Today, the buildings that once housed Allen High School still exist on College Street: Asheville Office Park now houses the Girl Scouts, iWanna, ExploreAsheville, and other businesses.
*Sidenote*
On July 18th, 2017 the Mountain Xpress reprinted a letter written to the editor of the Asheville Citizen-Times by Anne Hunter Jenkins, where she chastised the paper for not covering visits of two prominent speakers, including Langston Hughes, who spoke at the Allen school on February 8th, 1949:
“This event was the very fine, completely sane and (if I may coin a word) “trans-racial” address made by the well-known Negro poet, Langston Hughes, on Tuesday night, February 8, at the Allen School. He is one of the representatives chosen by the National Association for the Advancement of Colored People to speak to schools and other groups across our country. His talk, interspersed with readings of his poems, was so simple and unbiased, and yet so powerful, that if it could have been heard or even read about, by enough people, it would advance 100 per cent the cause of intranational tolerance and understanding. There was no report. …

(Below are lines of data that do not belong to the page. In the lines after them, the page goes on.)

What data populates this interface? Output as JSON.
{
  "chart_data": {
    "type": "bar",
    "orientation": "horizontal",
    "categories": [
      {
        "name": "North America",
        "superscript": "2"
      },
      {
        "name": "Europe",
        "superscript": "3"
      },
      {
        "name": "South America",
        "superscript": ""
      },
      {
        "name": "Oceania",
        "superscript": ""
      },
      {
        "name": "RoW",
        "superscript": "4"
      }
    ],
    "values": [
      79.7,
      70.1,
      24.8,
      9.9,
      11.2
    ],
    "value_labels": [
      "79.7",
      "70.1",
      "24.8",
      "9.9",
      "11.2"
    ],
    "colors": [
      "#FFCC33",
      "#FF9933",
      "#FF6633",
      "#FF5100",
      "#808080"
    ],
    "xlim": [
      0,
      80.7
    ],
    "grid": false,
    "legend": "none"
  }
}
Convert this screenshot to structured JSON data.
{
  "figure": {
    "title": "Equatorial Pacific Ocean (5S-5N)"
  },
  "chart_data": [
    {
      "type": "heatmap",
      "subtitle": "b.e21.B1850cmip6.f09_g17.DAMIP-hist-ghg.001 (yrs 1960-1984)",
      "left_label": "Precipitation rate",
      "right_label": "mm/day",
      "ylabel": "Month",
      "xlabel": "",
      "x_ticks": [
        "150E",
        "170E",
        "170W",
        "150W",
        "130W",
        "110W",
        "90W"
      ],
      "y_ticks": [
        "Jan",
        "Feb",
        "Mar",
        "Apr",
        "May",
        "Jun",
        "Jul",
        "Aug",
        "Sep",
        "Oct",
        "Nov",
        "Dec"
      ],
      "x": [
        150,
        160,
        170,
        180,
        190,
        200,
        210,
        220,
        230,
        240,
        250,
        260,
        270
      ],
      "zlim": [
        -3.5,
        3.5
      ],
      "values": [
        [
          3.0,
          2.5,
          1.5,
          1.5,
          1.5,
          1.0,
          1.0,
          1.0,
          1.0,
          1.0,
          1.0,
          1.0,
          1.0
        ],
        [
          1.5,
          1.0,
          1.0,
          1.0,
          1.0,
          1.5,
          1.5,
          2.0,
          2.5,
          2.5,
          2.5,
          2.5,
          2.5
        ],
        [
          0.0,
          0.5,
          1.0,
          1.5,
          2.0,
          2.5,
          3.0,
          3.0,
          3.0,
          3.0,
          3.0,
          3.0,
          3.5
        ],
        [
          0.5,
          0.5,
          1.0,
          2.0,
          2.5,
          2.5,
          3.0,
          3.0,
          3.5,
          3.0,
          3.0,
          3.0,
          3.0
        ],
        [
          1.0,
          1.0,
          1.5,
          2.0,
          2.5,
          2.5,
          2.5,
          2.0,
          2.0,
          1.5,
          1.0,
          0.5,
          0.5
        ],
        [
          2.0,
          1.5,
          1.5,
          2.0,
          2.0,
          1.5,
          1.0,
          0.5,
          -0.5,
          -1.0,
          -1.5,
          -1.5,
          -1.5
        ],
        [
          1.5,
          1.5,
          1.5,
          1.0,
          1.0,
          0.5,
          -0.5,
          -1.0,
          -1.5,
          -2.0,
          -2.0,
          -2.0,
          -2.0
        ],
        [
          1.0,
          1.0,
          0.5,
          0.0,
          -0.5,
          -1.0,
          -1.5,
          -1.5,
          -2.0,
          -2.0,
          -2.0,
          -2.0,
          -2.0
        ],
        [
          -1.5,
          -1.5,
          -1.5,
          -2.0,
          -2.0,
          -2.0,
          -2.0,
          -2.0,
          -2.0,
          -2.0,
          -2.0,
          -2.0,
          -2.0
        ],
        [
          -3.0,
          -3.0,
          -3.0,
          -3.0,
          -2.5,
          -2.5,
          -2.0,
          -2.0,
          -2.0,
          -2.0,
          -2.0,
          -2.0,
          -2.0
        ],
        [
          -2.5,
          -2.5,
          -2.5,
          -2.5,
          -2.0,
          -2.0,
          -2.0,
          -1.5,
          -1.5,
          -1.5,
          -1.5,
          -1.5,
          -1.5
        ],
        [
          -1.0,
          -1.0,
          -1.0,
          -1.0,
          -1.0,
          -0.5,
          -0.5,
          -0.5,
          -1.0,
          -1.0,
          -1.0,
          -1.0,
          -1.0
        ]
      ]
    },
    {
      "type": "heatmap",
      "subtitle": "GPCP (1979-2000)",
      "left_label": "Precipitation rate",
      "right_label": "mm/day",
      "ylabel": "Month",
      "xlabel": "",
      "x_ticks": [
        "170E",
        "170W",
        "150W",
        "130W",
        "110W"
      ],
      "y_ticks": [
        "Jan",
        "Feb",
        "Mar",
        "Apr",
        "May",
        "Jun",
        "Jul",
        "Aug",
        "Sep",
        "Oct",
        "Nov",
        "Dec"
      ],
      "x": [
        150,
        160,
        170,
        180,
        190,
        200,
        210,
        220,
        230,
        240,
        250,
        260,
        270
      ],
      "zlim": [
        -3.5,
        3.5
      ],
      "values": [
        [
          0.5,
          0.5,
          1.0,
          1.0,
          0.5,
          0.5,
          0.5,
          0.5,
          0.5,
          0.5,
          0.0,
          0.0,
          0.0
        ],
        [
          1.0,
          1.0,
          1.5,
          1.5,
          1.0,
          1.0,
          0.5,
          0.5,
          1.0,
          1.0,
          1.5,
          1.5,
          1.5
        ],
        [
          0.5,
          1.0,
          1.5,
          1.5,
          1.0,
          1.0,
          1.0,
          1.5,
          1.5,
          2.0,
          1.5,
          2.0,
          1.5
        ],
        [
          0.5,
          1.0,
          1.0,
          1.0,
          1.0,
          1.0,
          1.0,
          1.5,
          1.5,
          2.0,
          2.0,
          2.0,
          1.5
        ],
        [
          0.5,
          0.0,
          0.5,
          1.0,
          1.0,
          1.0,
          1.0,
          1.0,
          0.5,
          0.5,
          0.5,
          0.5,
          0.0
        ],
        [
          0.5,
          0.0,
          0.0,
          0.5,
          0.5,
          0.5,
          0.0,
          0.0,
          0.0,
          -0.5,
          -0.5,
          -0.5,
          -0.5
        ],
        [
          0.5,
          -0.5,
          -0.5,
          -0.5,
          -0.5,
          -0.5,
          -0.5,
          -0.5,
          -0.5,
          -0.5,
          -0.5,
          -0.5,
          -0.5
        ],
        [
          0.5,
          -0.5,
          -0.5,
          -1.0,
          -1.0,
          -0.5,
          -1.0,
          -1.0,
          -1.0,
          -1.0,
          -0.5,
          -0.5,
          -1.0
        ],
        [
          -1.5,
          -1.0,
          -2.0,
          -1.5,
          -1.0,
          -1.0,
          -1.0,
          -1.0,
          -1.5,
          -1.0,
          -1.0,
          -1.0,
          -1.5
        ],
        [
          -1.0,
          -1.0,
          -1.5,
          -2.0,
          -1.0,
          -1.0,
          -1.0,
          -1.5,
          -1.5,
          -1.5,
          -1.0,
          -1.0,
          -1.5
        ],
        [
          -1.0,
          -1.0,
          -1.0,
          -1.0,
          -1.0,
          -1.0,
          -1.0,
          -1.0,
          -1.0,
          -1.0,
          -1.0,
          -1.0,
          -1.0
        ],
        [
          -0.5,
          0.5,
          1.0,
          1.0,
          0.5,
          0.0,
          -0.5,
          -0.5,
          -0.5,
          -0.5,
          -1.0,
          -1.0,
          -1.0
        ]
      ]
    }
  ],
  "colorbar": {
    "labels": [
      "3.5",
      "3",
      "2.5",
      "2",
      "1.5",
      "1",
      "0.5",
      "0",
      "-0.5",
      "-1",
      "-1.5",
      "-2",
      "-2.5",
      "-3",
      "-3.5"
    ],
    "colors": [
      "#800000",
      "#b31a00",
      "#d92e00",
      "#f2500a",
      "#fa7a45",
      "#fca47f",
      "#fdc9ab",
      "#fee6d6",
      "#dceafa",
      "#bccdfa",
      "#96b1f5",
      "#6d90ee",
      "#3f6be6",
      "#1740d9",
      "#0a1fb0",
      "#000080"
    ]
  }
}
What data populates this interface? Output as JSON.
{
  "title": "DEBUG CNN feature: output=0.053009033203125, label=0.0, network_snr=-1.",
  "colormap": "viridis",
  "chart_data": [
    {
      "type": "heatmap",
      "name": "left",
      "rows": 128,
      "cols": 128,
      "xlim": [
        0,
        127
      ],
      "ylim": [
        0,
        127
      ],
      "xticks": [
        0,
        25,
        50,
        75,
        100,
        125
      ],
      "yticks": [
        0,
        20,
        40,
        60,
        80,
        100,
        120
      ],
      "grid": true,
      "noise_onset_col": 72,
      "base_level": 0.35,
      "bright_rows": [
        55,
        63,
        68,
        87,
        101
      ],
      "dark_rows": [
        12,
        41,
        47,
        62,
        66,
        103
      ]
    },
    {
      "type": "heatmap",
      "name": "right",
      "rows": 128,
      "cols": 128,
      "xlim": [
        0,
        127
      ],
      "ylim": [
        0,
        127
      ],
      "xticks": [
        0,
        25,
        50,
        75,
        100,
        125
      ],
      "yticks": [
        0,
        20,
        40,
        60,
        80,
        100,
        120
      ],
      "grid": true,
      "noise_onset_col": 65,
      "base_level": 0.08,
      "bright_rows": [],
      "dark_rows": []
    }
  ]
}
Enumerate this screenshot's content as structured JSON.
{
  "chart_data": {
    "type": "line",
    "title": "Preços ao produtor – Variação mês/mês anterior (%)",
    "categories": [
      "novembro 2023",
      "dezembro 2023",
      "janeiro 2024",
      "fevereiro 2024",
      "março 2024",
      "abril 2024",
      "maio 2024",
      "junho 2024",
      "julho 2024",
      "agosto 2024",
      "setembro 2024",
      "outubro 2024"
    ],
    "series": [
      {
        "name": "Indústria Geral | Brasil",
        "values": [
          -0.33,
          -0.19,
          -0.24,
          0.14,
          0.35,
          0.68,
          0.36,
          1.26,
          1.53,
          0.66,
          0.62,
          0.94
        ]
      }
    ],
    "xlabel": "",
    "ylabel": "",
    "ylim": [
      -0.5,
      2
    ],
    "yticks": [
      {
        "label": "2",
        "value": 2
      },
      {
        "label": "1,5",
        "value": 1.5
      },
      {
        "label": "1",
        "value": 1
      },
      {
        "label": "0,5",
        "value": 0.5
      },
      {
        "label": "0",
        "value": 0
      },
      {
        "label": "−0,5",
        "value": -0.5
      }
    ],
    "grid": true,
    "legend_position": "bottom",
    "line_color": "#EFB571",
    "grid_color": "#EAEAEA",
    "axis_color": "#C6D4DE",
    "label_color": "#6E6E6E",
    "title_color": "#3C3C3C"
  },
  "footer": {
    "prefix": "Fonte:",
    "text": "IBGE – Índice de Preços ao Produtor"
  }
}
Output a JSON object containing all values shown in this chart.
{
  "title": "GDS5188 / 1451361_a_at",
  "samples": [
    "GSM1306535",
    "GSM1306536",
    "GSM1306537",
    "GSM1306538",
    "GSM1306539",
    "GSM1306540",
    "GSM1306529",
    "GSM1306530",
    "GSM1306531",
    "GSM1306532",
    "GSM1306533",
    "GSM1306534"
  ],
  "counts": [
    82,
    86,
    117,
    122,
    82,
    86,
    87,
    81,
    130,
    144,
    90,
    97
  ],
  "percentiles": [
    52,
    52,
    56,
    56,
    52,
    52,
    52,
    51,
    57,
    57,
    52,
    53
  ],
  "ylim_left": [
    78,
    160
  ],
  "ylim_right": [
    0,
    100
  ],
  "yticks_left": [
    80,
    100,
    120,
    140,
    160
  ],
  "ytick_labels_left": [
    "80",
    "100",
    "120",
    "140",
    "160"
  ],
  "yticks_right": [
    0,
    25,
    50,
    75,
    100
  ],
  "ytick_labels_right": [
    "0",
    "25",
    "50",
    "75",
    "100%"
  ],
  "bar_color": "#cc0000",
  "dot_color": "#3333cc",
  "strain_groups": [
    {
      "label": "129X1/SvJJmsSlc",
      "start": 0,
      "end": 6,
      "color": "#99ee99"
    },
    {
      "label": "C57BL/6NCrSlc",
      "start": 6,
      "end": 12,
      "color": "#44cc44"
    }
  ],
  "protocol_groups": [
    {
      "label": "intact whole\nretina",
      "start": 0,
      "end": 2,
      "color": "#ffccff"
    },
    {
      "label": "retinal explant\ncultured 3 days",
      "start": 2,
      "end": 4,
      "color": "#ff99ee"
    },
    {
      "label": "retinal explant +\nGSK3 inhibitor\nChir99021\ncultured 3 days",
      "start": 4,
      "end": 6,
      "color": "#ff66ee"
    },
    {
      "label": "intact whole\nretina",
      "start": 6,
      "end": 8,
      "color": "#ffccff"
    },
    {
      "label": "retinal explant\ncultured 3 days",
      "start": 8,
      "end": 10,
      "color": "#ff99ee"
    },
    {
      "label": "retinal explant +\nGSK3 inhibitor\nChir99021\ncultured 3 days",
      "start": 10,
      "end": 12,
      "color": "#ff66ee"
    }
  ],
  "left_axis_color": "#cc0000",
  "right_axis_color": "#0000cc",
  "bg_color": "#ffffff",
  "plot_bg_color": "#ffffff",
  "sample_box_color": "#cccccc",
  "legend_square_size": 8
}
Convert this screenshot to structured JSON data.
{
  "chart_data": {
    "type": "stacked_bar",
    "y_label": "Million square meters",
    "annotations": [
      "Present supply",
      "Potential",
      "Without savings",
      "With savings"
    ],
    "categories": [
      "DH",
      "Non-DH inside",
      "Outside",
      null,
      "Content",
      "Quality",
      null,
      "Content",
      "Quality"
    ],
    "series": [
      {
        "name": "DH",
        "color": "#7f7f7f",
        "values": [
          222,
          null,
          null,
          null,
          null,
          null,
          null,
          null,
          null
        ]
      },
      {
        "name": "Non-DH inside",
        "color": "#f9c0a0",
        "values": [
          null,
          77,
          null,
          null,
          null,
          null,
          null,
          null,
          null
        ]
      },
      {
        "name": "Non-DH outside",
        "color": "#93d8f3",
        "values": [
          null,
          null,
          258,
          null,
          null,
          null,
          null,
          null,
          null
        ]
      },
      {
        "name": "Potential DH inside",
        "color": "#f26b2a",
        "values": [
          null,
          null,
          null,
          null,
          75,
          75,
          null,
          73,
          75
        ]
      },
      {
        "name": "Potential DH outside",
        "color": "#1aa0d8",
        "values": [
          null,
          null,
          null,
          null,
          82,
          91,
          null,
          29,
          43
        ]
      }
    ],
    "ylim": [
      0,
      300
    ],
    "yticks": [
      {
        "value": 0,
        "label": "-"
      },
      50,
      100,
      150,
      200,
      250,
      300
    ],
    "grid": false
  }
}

I would like to ask you, the editor, what is the purpose of a newspaper? Is it not to report the news, to give its readers a full account of all important events, as soon as possible after they have taken place? Is it not to be a vehicle, through its editorial page, for opinions and thoughts which will help people toward a better world? Even if it is merely a money-making project pure and simple, is it not in the paper’s own best interest to give its readers full and satisfactory coverage of all local events of interest to the majority? I ask you, the editor, to answer these questions, and the following one: Why do The Citizen, The Times, and The Citizen-Times, our only source of local news, fail so frequently to report adequately happenings which are obviously of interest and importance, not only to the majority of Asheville readers but to all the people of Western North Carolina?”
Hannah Frisch, a writer for the Mountain Xpress, explains in her article that the The Asheville YWCA’s Phyllis Wheatley Branch — the African-American division of the local organization, facilitated “discussions aimed at improving interracial understanding and relations. However, the coverage of these discussions was cursory in the mainstream local media.” (Tuesday History: Outrage over Langston Hughes’ unreported visit to Asheville, 1949, July 18, 2017)
Almost 70 years after that letter we’re still asking why the press covers some things, and not others. I often ask myself that question when it comes to historical events and markers – why do I know that F. Scott Fitzgerald stayed at the Grove Park for a few weeks, but not that Nina Simone spent years at a once prestigious and now unknown and unmarked high school? How many people know that Babe Ruth played in Asheville and stayed at the Battery Park Hotel, but don’t realize Jackie Robinson also played at McCormick field but had to stay in a separate hotel from his white teammates? Did he stay at the Rabbits Motel, which still stands – although vacant and boarded up – on McDowell Street, or the James Key Hotel on Southside Avenue – which was visited by greats like Nat King Cole and Count Basie, but demolished long ago?